As we consider what each of these concepts are and how they intersect, it might be instructive to consider what is left out of each term. In most cases, what appears to be excluded is not.
Digital citizenship appears to leave out messages that are delivered in non-digital form – packaging, magazines, the ads on school buses, billboards, radio. These media can be the primary vehicles for perpetuating the sexism, racism, materialism, and other negative stories that we seek to counter with media literacy. However, most media today originate in digital form. Most photographs are taken with a digital device and even if they appear in print, such as a news photograph in a newspaper, they still end up online to be shared far more widely.
What part of digital citizenship is left out of media literacy? Perhaps an understanding of how data are collected and used, with a focus on data privacy and the systems of surveillance. However, surveillance technology relies on the language of coding, and produces media in the form of data. The coding that goes into virtual reality or robotics, too, is a language that requires a modern kind of literacy to analyze and create.
On the flip side, if we permanently link these two terms in the public policy domain, what can each add? Both media literacy and digital citizenship are a frame of reference, an attitude, and an approach to learning that complement each other.
Media literacy education develops the skills to critically examine the corporate and ideological media makers, and the digital tool makers. The method of inquiry-based learning and critical thinking is explicitly included, and comes backed by evidence-based curriculum and a long history as an internationally recognized field of academic study.
Digital citizenship education ensures we’re having essential conversations about technology advances that enable virtual reality, robotics, mass surveillance, artificial intelligence, and unknown future innovations, and their potential positive and negative impact on us.
My conclusion: Media literacy and digital citizenship must go together in any discussion on education policy.

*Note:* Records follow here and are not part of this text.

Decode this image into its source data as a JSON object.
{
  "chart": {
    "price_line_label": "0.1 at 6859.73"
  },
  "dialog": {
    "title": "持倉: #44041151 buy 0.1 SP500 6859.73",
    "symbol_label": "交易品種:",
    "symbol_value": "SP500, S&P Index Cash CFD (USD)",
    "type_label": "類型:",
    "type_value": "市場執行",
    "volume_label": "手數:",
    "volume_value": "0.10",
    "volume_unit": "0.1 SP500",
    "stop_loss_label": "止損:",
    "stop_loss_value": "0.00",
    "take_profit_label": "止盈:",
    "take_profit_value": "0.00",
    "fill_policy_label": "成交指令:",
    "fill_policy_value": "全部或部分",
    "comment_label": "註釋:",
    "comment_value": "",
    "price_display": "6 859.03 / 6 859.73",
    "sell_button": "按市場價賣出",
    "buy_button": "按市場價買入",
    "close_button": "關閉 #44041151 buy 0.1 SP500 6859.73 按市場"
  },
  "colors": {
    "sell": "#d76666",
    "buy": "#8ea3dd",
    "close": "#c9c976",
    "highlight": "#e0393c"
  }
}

Literacy is essential to citizenship so that all may know and practice their rights and responsibilities as members of a society. Certainly most would agree that literacy is essential to citizenship in a democracy. Today then, in a global media world, media literacy is essential to global citizenship. Because literacy today takes place in a digital media world, such global citizenship is the same as digital citizenship.
(Updated 6/17/16 to include references to ideological as well as corporate messages.)